Una voz metálica, distorsionada por la urgencia, sonó tan alto que Valeria la oyó desde su sitio.
—Señor Delacroix. Le informamos que el préstamo de cuarenta y dos millones otorgado por el Fideicomiso Delacroix a D&M Capital ha sido revocado por violación de la cláusula de conducta. La vivienda de Benedict Canyon —adquirida por 6.8 millones—, el departamento de West Hollywood, el complejo de Santa Mónica y todas las cuentas corporativas asociadas pasan a control del fideicomiso de forma inmediata. Sus accesos han sido cancelados.
Mateo se quedó mirando la pantalla como si fuera un insecto venenoso. El rubor de la arrogancia se le borró de la cara hasta dejarlo pálido, con la boca ligeramente abierta. Mía dio un paso al frente, agarrándole la manga.
—¿Qué pasó, amor? ¿Por qué pones esa cara?
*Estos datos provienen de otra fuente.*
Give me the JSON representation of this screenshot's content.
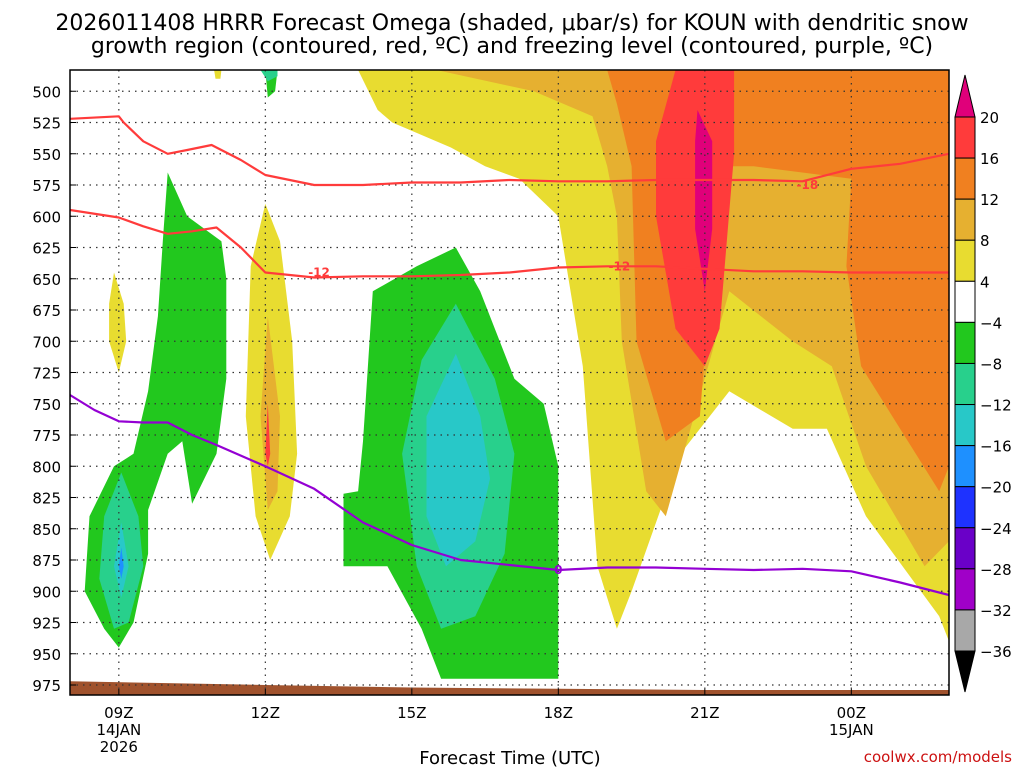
{
  "chart_data": {
    "type": "heatmap",
    "title_line1": "2026011408 HRRR Forecast Omega (shaded, μbar/s) for KOUN with dendritic snow",
    "title_line2": "growth region (contoured, red, ºC) and freezing level (contoured, purple, ºC)",
    "xlabel": "Forecast Time (UTC)",
    "credit": "coolwx.com/models",
    "x_ticks": [
      {
        "hour": 9,
        "label": "09Z",
        "sub1": "14JAN",
        "sub2": "2026"
      },
      {
        "hour": 12,
        "label": "12Z",
        "sub1": "",
        "sub2": ""
      },
      {
        "hour": 15,
        "label": "15Z",
        "sub1": "",
        "sub2": ""
      },
      {
        "hour": 18,
        "label": "18Z",
        "sub1": "",
        "sub2": ""
      },
      {
        "hour": 21,
        "label": "21Z",
        "sub1": "",
        "sub2": ""
      },
      {
        "hour": 24,
        "label": "00Z",
        "sub1": "15JAN",
        "sub2": ""
      }
    ],
    "xlim_hours": [
      8,
      26
    ],
    "y_ticks_hpa": [
      500,
      525,
      550,
      575,
      600,
      625,
      650,
      675,
      700,
      725,
      750,
      775,
      800,
      825,
      850,
      875,
      900,
      925,
      950,
      975
    ],
    "ylim_hpa": [
      483,
      983
    ],
    "colorbar": {
      "labels": [
        "20",
        "16",
        "12",
        "8",
        "4",
        "−4",
        "−8",
        "−12",
        "−16",
        "−20",
        "−24",
        "−28",
        "−32",
        "−36"
      ],
      "colors": [
        "#ff3b3b",
        "#f08020",
        "#e6b030",
        "#e8dc30",
        "#ffffff",
        "#22c81e",
        "#28d08c",
        "#28c8c8",
        "#1e90ff",
        "#1e32ff",
        "#6a00c8",
        "#a000c8",
        "#a8a8a8"
      ],
      "top_color": "#e0007a",
      "bottom_color": "#000000"
    },
    "omega_regions": [
      {
        "value": 4,
        "color": "#e8dc30",
        "points": [
          [
            10.8,
            483
          ],
          [
            26,
            483
          ],
          [
            26,
            940
          ],
          [
            25.8,
            920
          ],
          [
            24.3,
            840
          ],
          [
            23.5,
            770
          ],
          [
            22.8,
            770
          ],
          [
            21.5,
            740
          ],
          [
            20.5,
            790
          ],
          [
            19.5,
            900
          ],
          [
            19.2,
            930
          ],
          [
            18.8,
            880
          ],
          [
            18.5,
            720
          ],
          [
            18,
            600
          ],
          [
            17.2,
            570
          ],
          [
            16.5,
            560
          ],
          [
            15.8,
            545
          ],
          [
            14.6,
            525
          ],
          [
            14.3,
            515
          ],
          [
            13.9,
            483
          ]
        ]
      },
      {
        "value": 8,
        "color": "#e6b030",
        "points": [
          [
            15.5,
            483
          ],
          [
            26,
            483
          ],
          [
            26,
            860
          ],
          [
            25.5,
            880
          ],
          [
            24.3,
            800
          ],
          [
            23.6,
            720
          ],
          [
            22.8,
            700
          ],
          [
            21.5,
            660
          ],
          [
            20.2,
            840
          ],
          [
            19.8,
            820
          ],
          [
            19.3,
            700
          ],
          [
            19.2,
            600
          ],
          [
            19,
            560
          ],
          [
            18.7,
            520
          ],
          [
            17.5,
            500
          ]
        ]
      },
      {
        "value": 12,
        "color": "#f08020",
        "points": [
          [
            19,
            483
          ],
          [
            26,
            483
          ],
          [
            26,
            800
          ],
          [
            25.8,
            820
          ],
          [
            24.2,
            720
          ],
          [
            23.9,
            640
          ],
          [
            24,
            570
          ],
          [
            22,
            560
          ],
          [
            21.3,
            560
          ],
          [
            20.9,
            760
          ],
          [
            20.2,
            780
          ],
          [
            19.6,
            700
          ],
          [
            19.5,
            560
          ],
          [
            19.2,
            510
          ]
        ]
      },
      {
        "value": 16,
        "color": "#ff3b3b",
        "points": [
          [
            20.4,
            483
          ],
          [
            21.6,
            483
          ],
          [
            21.6,
            550
          ],
          [
            21.3,
            690
          ],
          [
            21,
            720
          ],
          [
            20.4,
            690
          ],
          [
            20,
            600
          ],
          [
            20,
            540
          ]
        ]
      },
      {
        "value": 20,
        "color": "#e0007a",
        "points": [
          [
            20.85,
            515
          ],
          [
            21.15,
            540
          ],
          [
            21.15,
            610
          ],
          [
            21,
            660
          ],
          [
            20.8,
            610
          ],
          [
            20.8,
            540
          ]
        ]
      },
      {
        "value": 4,
        "color": "#e8dc30",
        "points": [
          [
            12,
            590
          ],
          [
            12.3,
            620
          ],
          [
            12.55,
            700
          ],
          [
            12.65,
            790
          ],
          [
            12.5,
            840
          ],
          [
            12.1,
            875
          ],
          [
            11.8,
            840
          ],
          [
            11.6,
            760
          ],
          [
            11.7,
            640
          ]
        ]
      },
      {
        "value": 8,
        "color": "#e6b030",
        "points": [
          [
            12.05,
            680
          ],
          [
            12.3,
            760
          ],
          [
            12.25,
            820
          ],
          [
            12.05,
            835
          ],
          [
            11.9,
            760
          ]
        ]
      },
      {
        "value": 16,
        "color": "#ff3b3b",
        "points": [
          [
            12.05,
            750
          ],
          [
            12.1,
            790
          ],
          [
            12.05,
            800
          ],
          [
            12,
            790
          ]
        ]
      },
      {
        "value": 4,
        "color": "#e8dc30",
        "points": [
          [
            8.9,
            645
          ],
          [
            9.1,
            670
          ],
          [
            9.15,
            700
          ],
          [
            9,
            725
          ],
          [
            8.8,
            700
          ],
          [
            8.8,
            670
          ]
        ]
      },
      {
        "value": -4,
        "color": "#22c81e",
        "points": [
          [
            10,
            565
          ],
          [
            10.4,
            600
          ],
          [
            11.1,
            620
          ],
          [
            11.2,
            650
          ],
          [
            11.2,
            730
          ],
          [
            11,
            790
          ],
          [
            10.5,
            830
          ],
          [
            10.3,
            780
          ],
          [
            10,
            790
          ],
          [
            9.6,
            835
          ],
          [
            9.6,
            870
          ],
          [
            9.3,
            925
          ],
          [
            9,
            945
          ],
          [
            8.7,
            930
          ],
          [
            8.3,
            900
          ],
          [
            8.4,
            840
          ],
          [
            8.9,
            800
          ],
          [
            9.3,
            790
          ],
          [
            9.6,
            740
          ],
          [
            9.8,
            680
          ],
          [
            9.9,
            620
          ]
        ]
      },
      {
        "value": -4,
        "color": "#22c81e",
        "points": [
          [
            15.9,
            625
          ],
          [
            16.4,
            660
          ],
          [
            17.1,
            730
          ],
          [
            17.7,
            750
          ],
          [
            18,
            800
          ],
          [
            18,
            970
          ],
          [
            15.6,
            970
          ],
          [
            15.2,
            930
          ],
          [
            14.5,
            880
          ],
          [
            13.6,
            880
          ],
          [
            13.6,
            822
          ],
          [
            13.9,
            820
          ],
          [
            14,
            780
          ],
          [
            14.2,
            660
          ],
          [
            15.1,
            640
          ]
        ]
      },
      {
        "value": -4,
        "color": "#22c81e",
        "points": [
          [
            12,
            483
          ],
          [
            12.25,
            483
          ],
          [
            12.2,
            500
          ],
          [
            12.05,
            505
          ]
        ]
      },
      {
        "value": -8,
        "color": "#28d08c",
        "points": [
          [
            9.05,
            805
          ],
          [
            9.4,
            840
          ],
          [
            9.5,
            880
          ],
          [
            9.2,
            925
          ],
          [
            8.9,
            930
          ],
          [
            8.6,
            890
          ],
          [
            8.7,
            840
          ]
        ]
      },
      {
        "value": -8,
        "color": "#28d08c",
        "points": [
          [
            15.9,
            670
          ],
          [
            16.7,
            730
          ],
          [
            17.1,
            790
          ],
          [
            16.9,
            870
          ],
          [
            16.3,
            920
          ],
          [
            15.6,
            930
          ],
          [
            15.1,
            880
          ],
          [
            14.8,
            790
          ],
          [
            15.2,
            715
          ]
        ]
      },
      {
        "value": -12,
        "color": "#28c8c8",
        "points": [
          [
            9.05,
            845
          ],
          [
            9.2,
            880
          ],
          [
            9.05,
            905
          ],
          [
            8.9,
            880
          ]
        ]
      },
      {
        "value": -12,
        "color": "#28c8c8",
        "points": [
          [
            15.9,
            710
          ],
          [
            16.4,
            760
          ],
          [
            16.6,
            810
          ],
          [
            16.3,
            860
          ],
          [
            15.7,
            880
          ],
          [
            15.3,
            840
          ],
          [
            15.3,
            760
          ]
        ]
      },
      {
        "value": -16,
        "color": "#1e90ff",
        "points": [
          [
            9.05,
            865
          ],
          [
            9.1,
            880
          ],
          [
            9.05,
            890
          ],
          [
            9,
            880
          ]
        ]
      },
      {
        "value": -8,
        "color": "#28d08c",
        "points": [
          [
            11.9,
            483
          ],
          [
            12.25,
            483
          ],
          [
            12.25,
            488
          ],
          [
            12.05,
            492
          ]
        ]
      },
      {
        "value": 4,
        "color": "#e8dc30",
        "points": [
          [
            10.95,
            483
          ],
          [
            11.1,
            483
          ],
          [
            11.08,
            490
          ],
          [
            10.98,
            490
          ]
        ]
      }
    ],
    "terrain": {
      "color": "#a0522d",
      "points": [
        [
          8,
          972
        ],
        [
          12,
          975
        ],
        [
          15,
          977
        ],
        [
          18,
          978
        ],
        [
          21,
          979
        ],
        [
          26,
          979
        ],
        [
          26,
          983
        ],
        [
          8,
          983
        ]
      ]
    },
    "contours": [
      {
        "name": "-18C",
        "color": "#ff3b3b",
        "label": "-18",
        "label_at": [
          23.1,
          575
        ],
        "points": [
          [
            8,
            522
          ],
          [
            9,
            520
          ],
          [
            9.1,
            525
          ],
          [
            9.5,
            540
          ],
          [
            10,
            550
          ],
          [
            10.4,
            547
          ],
          [
            10.9,
            543
          ],
          [
            11.5,
            555
          ],
          [
            12,
            567
          ],
          [
            13,
            575
          ],
          [
            14,
            575
          ],
          [
            15,
            573
          ],
          [
            16,
            573
          ],
          [
            17,
            571
          ],
          [
            18,
            572
          ],
          [
            19,
            572
          ],
          [
            20,
            571
          ],
          [
            21,
            571
          ],
          [
            22,
            571
          ],
          [
            23,
            572
          ],
          [
            24,
            562
          ],
          [
            25,
            558
          ],
          [
            26,
            550
          ]
        ]
      },
      {
        "name": "-12C",
        "color": "#ff3b3b",
        "label": "-12",
        "label_at": [
          13.1,
          645
        ],
        "label2": "-12",
        "label2_at": [
          19.25,
          640
        ],
        "points": [
          [
            8,
            595
          ],
          [
            9,
            601
          ],
          [
            9.5,
            608
          ],
          [
            10,
            614
          ],
          [
            10.5,
            612
          ],
          [
            11,
            609
          ],
          [
            11.5,
            625
          ],
          [
            12,
            645
          ],
          [
            13,
            649
          ],
          [
            14,
            648
          ],
          [
            15,
            648
          ],
          [
            16,
            647
          ],
          [
            17,
            645
          ],
          [
            18,
            641
          ],
          [
            19,
            640
          ],
          [
            20,
            640
          ],
          [
            21,
            642
          ],
          [
            22,
            644
          ],
          [
            23,
            644
          ],
          [
            24,
            645
          ],
          [
            25,
            645
          ],
          [
            26,
            645
          ]
        ]
      },
      {
        "name": "0C freezing level",
        "color": "#9400d3",
        "label": "0",
        "label_at": [
          18,
          883
        ],
        "points": [
          [
            8,
            743
          ],
          [
            8.5,
            755
          ],
          [
            9,
            764
          ],
          [
            9.5,
            765
          ],
          [
            10,
            765
          ],
          [
            10.5,
            775
          ],
          [
            11,
            783
          ],
          [
            12,
            800
          ],
          [
            13,
            818
          ],
          [
            14,
            845
          ],
          [
            15,
            863
          ],
          [
            16,
            875
          ],
          [
            17,
            879
          ],
          [
            18,
            883
          ],
          [
            19,
            881
          ],
          [
            20,
            881
          ],
          [
            21,
            882
          ],
          [
            22,
            883
          ],
          [
            23,
            882
          ],
          [
            24,
            884
          ],
          [
            25,
            893
          ],
          [
            26,
            903
          ]
        ]
      }
    ]
  }
}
Valeria se puso de pie despacio, alisó una arruga invisible del jumpsuit y tomó su bolso Birkin. No necesitó alzar la voz. Todo el capital que él había usado para construir su pequeño imperio inmobiliario salía del fideicomiso que el abuelo de Valeria había creado para ella. Una fortuna que él llegó a tocar pero nunca a poseer. Ella era la llave; él lo olvidó entre viajes a Aspen y cenas clandestinas.
Sin una palabra, Valeria giró y sorteó las mesas redondas. A su espalda oyó el tintineo de una copa al volcarse, la silla de Mateo al caer y el grito histérico de Mía.
—¡¿Cómo que lo perdió todo?! ¡Me dijiste que la empresa era tuya, maldito mentiroso!
Valeria llegó a la puerta y le tendió el ticket al valet. Los dedos le temblaron al recibir las llaves del auto. El muchacho murmuró «buenas noches, señora», y ella asintió sin mirarlo. Afuera, Camden Drive olía a glicinas. Subió al auto, cerró la puerta y apretó las manos contra el volante hasta que los nudillos se le blanquearon otra vez. El pecho le subía y bajaba en bocanadas cortas, pero no había duda, solo un cansancio hondo. Se puso el cinturón. El clic del anclaje la trajo de vuelta. Encendió el motor y se alejó mientras el semáforo de la esquina cambiaba de rojo a verde.